Phase I Study of Fractionated Stereotactic Radiation Therapy

Inclusion Criteria:

- Pathologically proven diagnosis of a non-hematological malignancy other than small
cell lung cancer within 5 years of registration.

- Patients with measurable brain metastases who have a gadolinium contrast enhanced MRI
obtained within 30 days prior to registration.
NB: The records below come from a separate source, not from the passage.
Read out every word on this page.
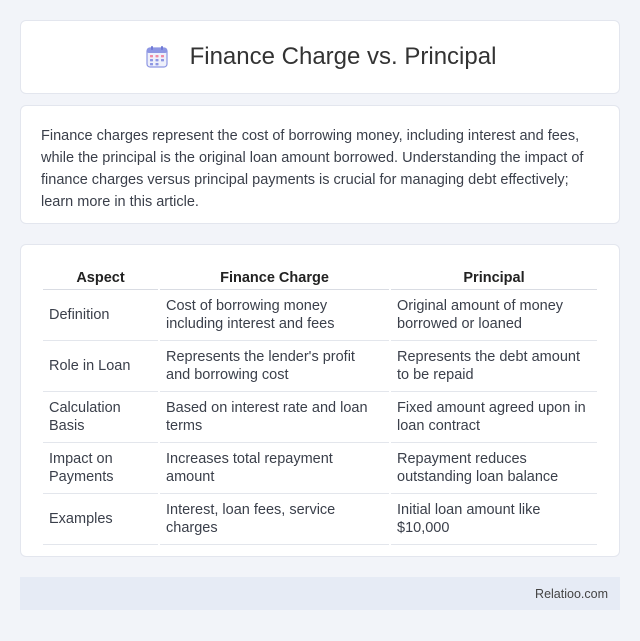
Finance Charge vs. Principal

Finance charges represent the cost of borrowing money, including interest and fees, while the principal is the original loan amount borrowed. Understanding the impact of finance charges versus principal payments is crucial for managing debt effectively; learn more in this article.

Aspect	Finance Charge	Principal
Definition	Cost of borrowing money including interest and fees	Original amount of money borrowed or loaned
Role in Loan	Represents the lender's profit and borrowing cost	Represents the debt amount to be repaid
Calculation Basis	Based on interest rate and loan terms	Fixed amount agreed upon in loan contract
Impact on Payments	Increases total repayment amount	Repayment reduces outstanding loan balance
Examples	Interest, loan fees, service charges	Initial loan amount like $10,000
Relatioo.com
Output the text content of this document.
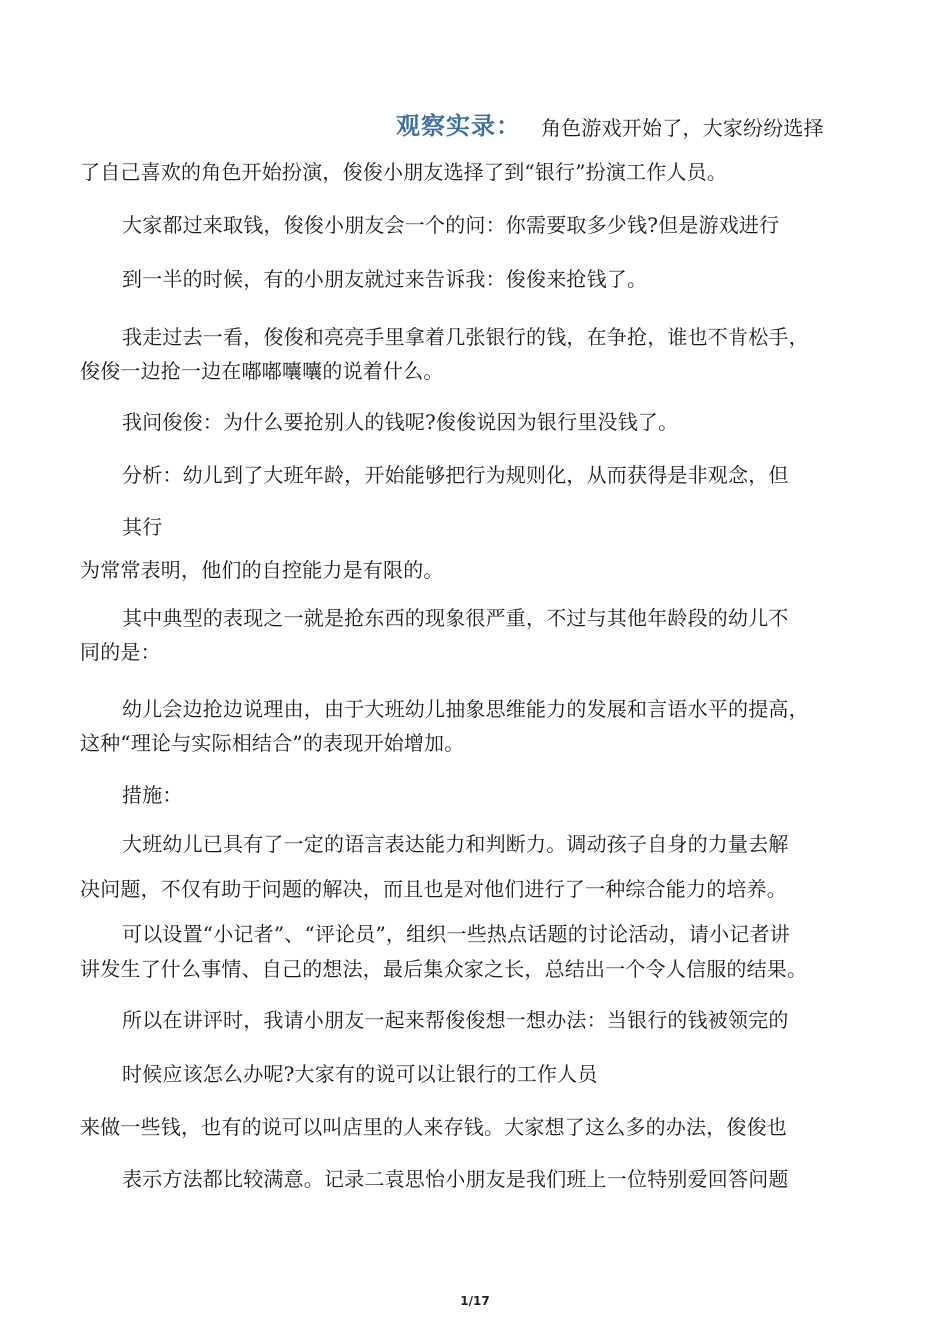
观察实录： 角色游戏开始了，大家纷纷选择

了自己喜欢的角色开始扮演，俊俊小朋友选择了到“银行”扮演工作人员。

大家都过来取钱，俊俊小朋友会一个的问：你需要取多少钱?但是游戏进行

到一半的时候，有的小朋友就过来告诉我：俊俊来抢钱了。

我走过去一看，俊俊和亮亮手里拿着几张银行的钱，在争抢，谁也不肯松手，

俊俊一边抢一边在嘟嘟囔囔的说着什么。

我问俊俊：为什么要抢别人的钱呢?俊俊说因为银行里没钱了。

分析：幼儿到了大班年龄，开始能够把行为规则化，从而获得是非观念，但

其行

为常常表明，他们的自控能力是有限的。

其中典型的表现之一就是抢东西的现象很严重，不过与其他年龄段的幼儿不

同的是：

幼儿会边抢边说理由，由于大班幼儿抽象思维能力的发展和言语水平的提高，

这种“理论与实际相结合”的表现开始增加。

措施：

大班幼儿已具有了一定的语言表达能力和判断力。调动孩子自身的力量去解

决问题，不仅有助于问题的解决，而且也是对他们进行了一种综合能力的培养。

可以设置“小记者”、“评论员”，组织一些热点话题的讨论活动，请小记者讲

讲发生了什么事情、自己的想法，最后集众家之长，总结出一个令人信服的结果。

所以在讲评时，我请小朋友一起来帮俊俊想一想办法：当银行的钱被领完的

时候应该怎么办呢?大家有的说可以让银行的工作人员

来做一些钱，也有的说可以叫店里的人来存钱。大家想了这么多的办法，俊俊也

表示方法都比较满意。记录二袁思怡小朋友是我们班上一位特别爱回答问题

1/17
Patients with CT based diagnostic
imaging without MRI will not be allowed to enroll on this trial.

- No surgical resection of the target lesion, defined as ≥3 cm but ≤6 cm in size on MRI
of the Brain with contrast

- Prior Whole Brain Radiation Therapy (WBRT) is allowed

- Age ≥ 18 years

- Karnofsky performance status ≥ 60 or ECOG ≤2

- Women of childbearing potential and male participants must practice adequate
contraception

- History/Physical examination within 30 days prior to registration

- Life expectancy>3 months

- Patients are allowed to enroll if previously treated to other lesions with SRS

- Patients with multiple lesions are allowed, as long there is one dominant lesion that
will be treated with FSRT. Other lesions may be treated concurrently with SRS or FSRT
at the discretion of the treating physician but will not contribute to the study
endpoints.

Exclusion Criteria:

- Patients with definitive leptomeningeal metastases, based on cerebrospinal fluid
examination (CSF)

- Plan for chemotherapy or targeted agents during treatment. All hormonal therapy and
bone supportive therapy may be continued while patient is on study.
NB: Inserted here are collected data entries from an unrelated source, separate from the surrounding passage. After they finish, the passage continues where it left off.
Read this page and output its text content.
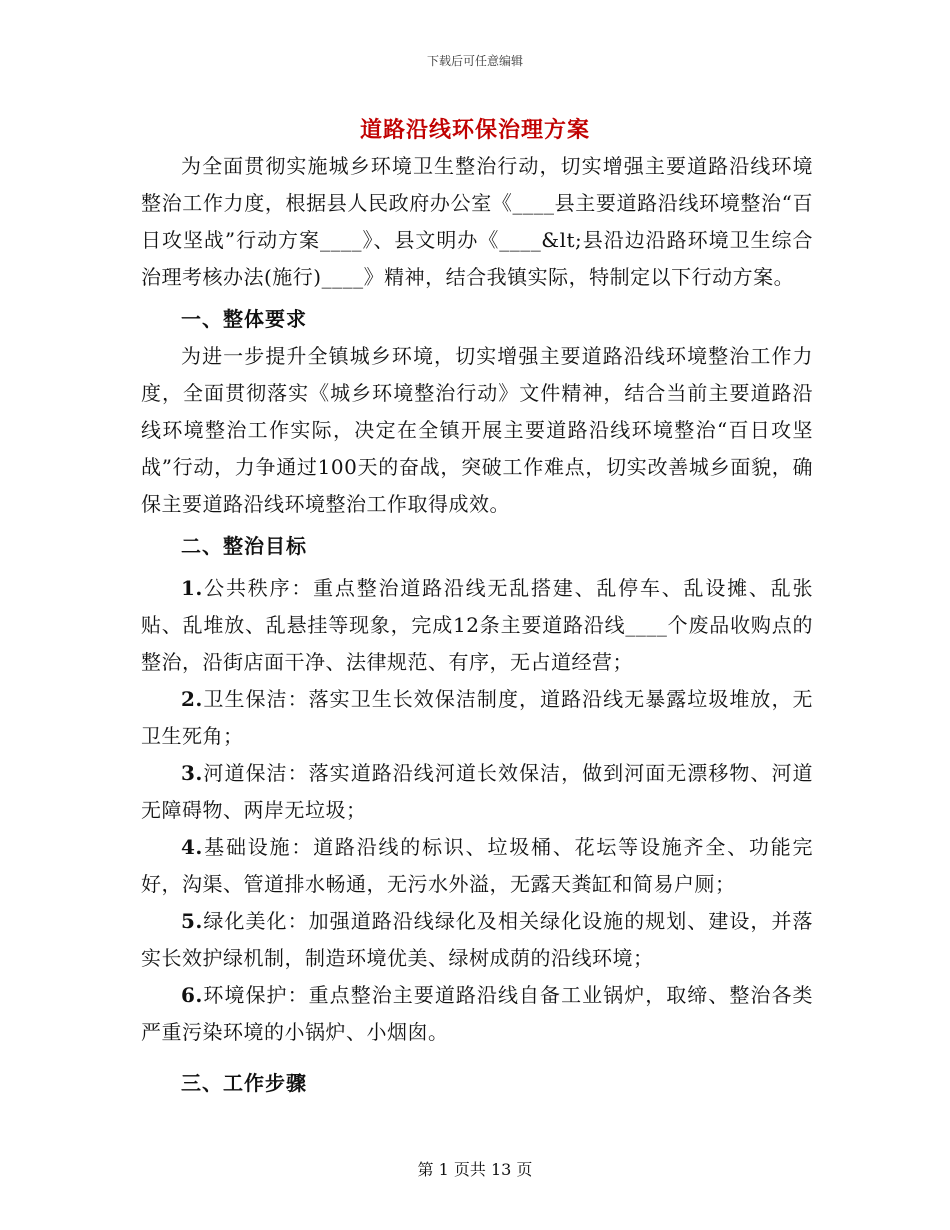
下载后可任意编辑
道路沿线环保治理方案

为全面贯彻实施城乡环境卫生整治行动，切实增强主要道路沿线环境整治工作力度，根据县人民政府办公室《____县主要道路沿线环境整治“百日攻坚战”行动方案____》、县文明办《____&lt;县沿边沿路环境卫生综合治理考核办法(施行)____》精神，结合我镇实际，特制定以下行动方案。

一、整体要求

为进一步提升全镇城乡环境，切实增强主要道路沿线环境整治工作力度，全面贯彻落实《城乡环境整治行动》文件精神，结合当前主要道路沿线环境整治工作实际，决定在全镇开展主要道路沿线环境整治“百日攻坚战”行动，力争通过100天的奋战，突破工作难点，切实改善城乡面貌，确保主要道路沿线环境整治工作取得成效。

二、整治目标

1.公共秩序：重点整治道路沿线无乱搭建、乱停车、乱设摊、乱张贴、乱堆放、乱悬挂等现象，完成12条主要道路沿线____个废品收购点的整治，沿街店面干净、法律规范、有序，无占道经营；

2.卫生保洁：落实卫生长效保洁制度，道路沿线无暴露垃圾堆放，无卫生死角；

3.河道保洁：落实道路沿线河道长效保洁，做到河面无漂移物、河道无障碍物、两岸无垃圾；

4.基础设施：道路沿线的标识、垃圾桶、花坛等设施齐全、功能完好，沟渠、管道排水畅通，无污水外溢，无露天粪缸和简易户厕；

5.绿化美化：加强道路沿线绿化及相关绿化设施的规划、建设，并落实长效护绿机制，制造环境优美、绿树成荫的沿线环境；

6.环境保护：重点整治主要道路沿线自备工业锅炉，取缔、整治各类严重污染环境的小锅炉、小烟囱。

三、工作步骤

第 1 页共 13 页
- Contraindication to enhanced MRI imaging such as implanted metal devices. However,
patients with implanted devices which are MRI compatible are allowed.

- Patients with measurable brain metastasis resulting from small cell lung cancer and
germ cell malignancy

- Uncontrolled intercurrent illness such as congestive heart failure, unstable angina,
cardiac arrhythmia, and uncontrolled seizure activity.

- Previous treatment of the target lesions with radiotherapy.